I have a subquery problem that is causing poor performance... I was thinking that the subquery could be re-written using a join, but I'm having a hard time wrapping my head around it.
The gist of the query is this: For a given combination of EmailAddress and Product, I need to get a list of the IDs that are NOT the latest.... these orders are going to be marked as 'obsolete' in the table which would leave only that latest order for a a given combination of EmailAddress and Product... (does that make sense?)
Table Definition
CREATE TABLE `sandbox`.`OrderHistoryTable` (
`id` INT( 11 ) NOT NULL AUTO_INCREMENT ,
`EmailAddress` VARCHAR( 100 ) NOT NULL ,
`Product` VARCHAR( 100 ) NOT NULL ,
`OrderDate` DATE NOT NULL ,
`rowlastupdated` TIMESTAMP NOT NULL DEFAULT CURRENT_TIMESTAMP ON UPDATE CURRENT_TIMESTAMP ,
PRIMARY KEY ( `id` ) ,
KEY `EmailAddress` ( `EmailAddress` ) ,
KEY `Product` ( `Product` ) ,
KEY `OrderDate` ( `OrderDate` )
) ENGINE = MYISAM DEFAULT CHARSET = latin1;
Query
SELECT id
FROM
OrderHistoryTable AS EMP1
WHERE
OrderDate not in
(
Select max(OrderDate)
FROM OrderHistoryTable AS EMP2
WHERE
EMP1.EmailAddress = EMP2.EmailAddress
AND EMP1.Product IN ('ProductA','ProductB','ProductC','ProductD')
AND EMP2.Product IN ('ProductA','ProductB','ProductC','ProductD')
)
Explanation of duplicate 'IN' statements
13 [email protected] ProductA 2010-10-01
15 [email protected] ProductB 2010-20-02
46 [email protected] ProductD 2010-20-03
57 [email protected] ProductC 2010-20-04
158 [email protected] ProductE 2010-20-05
206 [email protected] ProductB 2010-20-06
501 [email protected] ProductZ 2010-20-07
The results of my query should be | 13 | | 15 | | 46 | | 57 |
This is because, in the orders listed, those 4 have been 'superceded' by a newer order for a product in the same category. This 'category' contains prodcts A, B, C & D.
Order ids 158 and 501 show no other orders in their respective categories based on the query.
Final Query based off of accepted answer below: I ended up using the following query with no subquery and got about 3X performance (30 sec down from 90 sec). I also now have a separate 'groups' table where I can enumerate the group members instead of spelling them out in the query itself...
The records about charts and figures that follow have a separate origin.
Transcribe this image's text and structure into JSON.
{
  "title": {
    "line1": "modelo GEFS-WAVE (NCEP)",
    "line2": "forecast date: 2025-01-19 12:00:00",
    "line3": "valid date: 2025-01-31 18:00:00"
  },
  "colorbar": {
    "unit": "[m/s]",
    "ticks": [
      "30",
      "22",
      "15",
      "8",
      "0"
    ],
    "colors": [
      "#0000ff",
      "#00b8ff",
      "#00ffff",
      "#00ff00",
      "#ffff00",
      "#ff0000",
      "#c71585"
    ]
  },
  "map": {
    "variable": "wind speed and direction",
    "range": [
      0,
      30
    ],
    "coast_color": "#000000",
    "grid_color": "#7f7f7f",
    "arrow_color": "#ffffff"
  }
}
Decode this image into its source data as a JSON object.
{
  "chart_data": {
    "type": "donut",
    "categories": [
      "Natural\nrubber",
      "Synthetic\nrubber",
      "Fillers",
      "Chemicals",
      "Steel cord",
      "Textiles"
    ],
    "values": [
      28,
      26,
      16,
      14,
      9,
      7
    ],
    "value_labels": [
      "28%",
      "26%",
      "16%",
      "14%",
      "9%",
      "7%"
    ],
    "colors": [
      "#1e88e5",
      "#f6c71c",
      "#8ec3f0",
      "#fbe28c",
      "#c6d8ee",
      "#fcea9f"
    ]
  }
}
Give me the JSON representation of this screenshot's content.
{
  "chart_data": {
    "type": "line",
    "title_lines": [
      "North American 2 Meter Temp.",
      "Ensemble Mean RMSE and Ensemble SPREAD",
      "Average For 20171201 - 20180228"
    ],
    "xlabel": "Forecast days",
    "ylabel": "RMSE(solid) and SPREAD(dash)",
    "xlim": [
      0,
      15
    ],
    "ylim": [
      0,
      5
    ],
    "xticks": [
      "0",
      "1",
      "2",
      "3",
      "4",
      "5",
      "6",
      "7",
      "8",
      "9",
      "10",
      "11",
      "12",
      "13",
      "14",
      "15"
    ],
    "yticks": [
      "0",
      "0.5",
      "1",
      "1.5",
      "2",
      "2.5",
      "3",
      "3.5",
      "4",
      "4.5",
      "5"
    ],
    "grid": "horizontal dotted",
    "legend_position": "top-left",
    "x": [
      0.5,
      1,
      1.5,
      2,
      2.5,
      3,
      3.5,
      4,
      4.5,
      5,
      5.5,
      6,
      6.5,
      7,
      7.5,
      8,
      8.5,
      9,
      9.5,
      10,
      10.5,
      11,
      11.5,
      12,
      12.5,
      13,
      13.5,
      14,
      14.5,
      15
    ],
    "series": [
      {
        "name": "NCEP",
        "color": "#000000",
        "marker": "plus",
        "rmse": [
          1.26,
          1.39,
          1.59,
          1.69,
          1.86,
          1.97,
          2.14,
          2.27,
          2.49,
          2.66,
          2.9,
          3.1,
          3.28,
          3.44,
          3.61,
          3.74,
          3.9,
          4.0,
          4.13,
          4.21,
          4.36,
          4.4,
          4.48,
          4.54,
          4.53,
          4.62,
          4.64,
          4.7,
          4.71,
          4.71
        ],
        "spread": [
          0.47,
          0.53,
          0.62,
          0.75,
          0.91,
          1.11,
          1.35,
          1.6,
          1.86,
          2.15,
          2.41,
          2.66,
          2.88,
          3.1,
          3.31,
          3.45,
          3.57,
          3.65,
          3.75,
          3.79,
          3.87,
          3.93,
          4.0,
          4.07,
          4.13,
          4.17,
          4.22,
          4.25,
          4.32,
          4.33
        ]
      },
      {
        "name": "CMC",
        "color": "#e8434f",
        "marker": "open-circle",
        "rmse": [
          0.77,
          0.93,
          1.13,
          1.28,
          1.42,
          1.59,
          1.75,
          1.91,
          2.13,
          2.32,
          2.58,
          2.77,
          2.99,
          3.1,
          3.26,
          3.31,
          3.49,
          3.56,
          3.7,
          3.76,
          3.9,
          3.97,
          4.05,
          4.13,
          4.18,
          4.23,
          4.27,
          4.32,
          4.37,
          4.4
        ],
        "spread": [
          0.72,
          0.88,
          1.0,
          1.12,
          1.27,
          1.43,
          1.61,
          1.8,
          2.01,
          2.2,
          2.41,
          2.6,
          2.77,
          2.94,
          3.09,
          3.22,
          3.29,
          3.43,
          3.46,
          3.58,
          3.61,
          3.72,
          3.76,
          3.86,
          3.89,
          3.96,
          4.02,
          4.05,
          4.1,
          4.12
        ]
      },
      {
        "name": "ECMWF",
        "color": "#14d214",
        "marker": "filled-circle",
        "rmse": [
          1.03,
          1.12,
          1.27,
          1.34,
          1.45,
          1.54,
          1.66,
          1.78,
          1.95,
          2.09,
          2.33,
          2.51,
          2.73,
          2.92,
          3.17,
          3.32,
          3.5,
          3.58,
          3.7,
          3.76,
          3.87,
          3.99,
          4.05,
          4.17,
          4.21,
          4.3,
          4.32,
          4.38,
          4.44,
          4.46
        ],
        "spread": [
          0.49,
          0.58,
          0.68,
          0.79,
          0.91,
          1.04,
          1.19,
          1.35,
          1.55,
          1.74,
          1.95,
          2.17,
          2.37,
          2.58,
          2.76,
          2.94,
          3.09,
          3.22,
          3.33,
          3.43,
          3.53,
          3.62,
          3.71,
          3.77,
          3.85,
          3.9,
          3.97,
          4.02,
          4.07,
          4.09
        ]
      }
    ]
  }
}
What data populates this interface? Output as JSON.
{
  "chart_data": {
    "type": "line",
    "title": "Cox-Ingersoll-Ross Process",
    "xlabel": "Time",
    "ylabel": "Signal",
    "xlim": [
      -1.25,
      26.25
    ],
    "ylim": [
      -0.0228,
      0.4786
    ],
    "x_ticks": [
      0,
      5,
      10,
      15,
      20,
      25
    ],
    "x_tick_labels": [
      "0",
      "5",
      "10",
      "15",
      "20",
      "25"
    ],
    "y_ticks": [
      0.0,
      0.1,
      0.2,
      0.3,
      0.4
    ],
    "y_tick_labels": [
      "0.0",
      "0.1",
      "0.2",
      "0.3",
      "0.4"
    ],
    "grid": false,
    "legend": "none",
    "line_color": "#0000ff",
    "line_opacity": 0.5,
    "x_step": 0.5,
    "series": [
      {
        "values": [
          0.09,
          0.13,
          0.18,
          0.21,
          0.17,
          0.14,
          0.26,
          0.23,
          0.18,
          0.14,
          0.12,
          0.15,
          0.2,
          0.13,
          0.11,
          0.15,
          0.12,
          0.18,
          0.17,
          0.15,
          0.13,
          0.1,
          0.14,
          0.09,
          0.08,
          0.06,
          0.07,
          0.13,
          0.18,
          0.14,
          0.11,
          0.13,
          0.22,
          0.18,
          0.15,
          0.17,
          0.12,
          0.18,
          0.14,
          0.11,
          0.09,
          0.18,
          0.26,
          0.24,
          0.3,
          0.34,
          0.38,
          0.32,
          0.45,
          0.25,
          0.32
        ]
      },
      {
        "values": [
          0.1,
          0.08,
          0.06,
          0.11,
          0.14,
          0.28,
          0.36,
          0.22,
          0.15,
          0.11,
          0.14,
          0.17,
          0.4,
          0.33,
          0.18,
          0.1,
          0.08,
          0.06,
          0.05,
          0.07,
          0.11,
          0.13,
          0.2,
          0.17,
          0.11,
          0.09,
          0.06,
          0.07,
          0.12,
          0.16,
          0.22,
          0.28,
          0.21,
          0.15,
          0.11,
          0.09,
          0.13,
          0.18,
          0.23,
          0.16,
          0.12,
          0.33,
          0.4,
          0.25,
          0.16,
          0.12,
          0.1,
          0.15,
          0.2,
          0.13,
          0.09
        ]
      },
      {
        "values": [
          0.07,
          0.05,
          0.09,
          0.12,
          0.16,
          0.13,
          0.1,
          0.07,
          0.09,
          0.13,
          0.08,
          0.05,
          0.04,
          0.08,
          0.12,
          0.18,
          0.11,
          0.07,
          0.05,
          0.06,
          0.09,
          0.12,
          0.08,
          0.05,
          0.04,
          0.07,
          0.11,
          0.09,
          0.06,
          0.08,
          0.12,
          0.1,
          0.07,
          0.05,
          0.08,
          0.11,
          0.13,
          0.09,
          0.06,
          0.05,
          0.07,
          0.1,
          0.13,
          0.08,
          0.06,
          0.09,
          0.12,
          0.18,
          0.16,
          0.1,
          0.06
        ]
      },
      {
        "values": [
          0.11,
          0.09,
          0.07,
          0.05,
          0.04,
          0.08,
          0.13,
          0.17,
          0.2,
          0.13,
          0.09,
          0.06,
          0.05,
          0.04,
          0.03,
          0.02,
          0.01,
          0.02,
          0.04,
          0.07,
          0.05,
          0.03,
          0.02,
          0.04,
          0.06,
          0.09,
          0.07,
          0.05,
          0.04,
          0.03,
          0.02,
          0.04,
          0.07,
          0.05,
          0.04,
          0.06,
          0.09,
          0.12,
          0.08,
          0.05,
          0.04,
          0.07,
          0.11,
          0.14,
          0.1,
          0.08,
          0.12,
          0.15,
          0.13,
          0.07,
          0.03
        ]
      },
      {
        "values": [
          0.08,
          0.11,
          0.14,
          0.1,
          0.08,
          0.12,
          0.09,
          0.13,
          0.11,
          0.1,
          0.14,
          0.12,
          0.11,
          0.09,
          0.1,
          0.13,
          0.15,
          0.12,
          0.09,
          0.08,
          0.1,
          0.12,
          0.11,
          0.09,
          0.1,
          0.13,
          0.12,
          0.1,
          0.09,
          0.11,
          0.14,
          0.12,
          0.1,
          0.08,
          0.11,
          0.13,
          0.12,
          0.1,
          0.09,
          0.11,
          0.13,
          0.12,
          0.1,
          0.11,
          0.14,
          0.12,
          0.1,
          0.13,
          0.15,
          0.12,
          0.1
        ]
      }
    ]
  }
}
SELECT DISTINCT id, EmailAddress FROM (
SELECT a.id, a.EmailAddress, a.OrderDate
FROM OrderHistoryTable a
INNER JOIN OrderHistoryTable b ON a.EmailAddress = b.EmailAddress
INNER JOIN groups g1 ON a.Product = g1.Product
INNER JOIN groups g2 ON b.Product = g2.Product
WHERE
g1.family = 'ProductGroupX'
AND g2.family = 'ProductGroupX'
GROUP BY a.id, a.OrderDate, b.OrderDate
HAVING a.OrderDate < MAX(b.OrderDate)
) dtX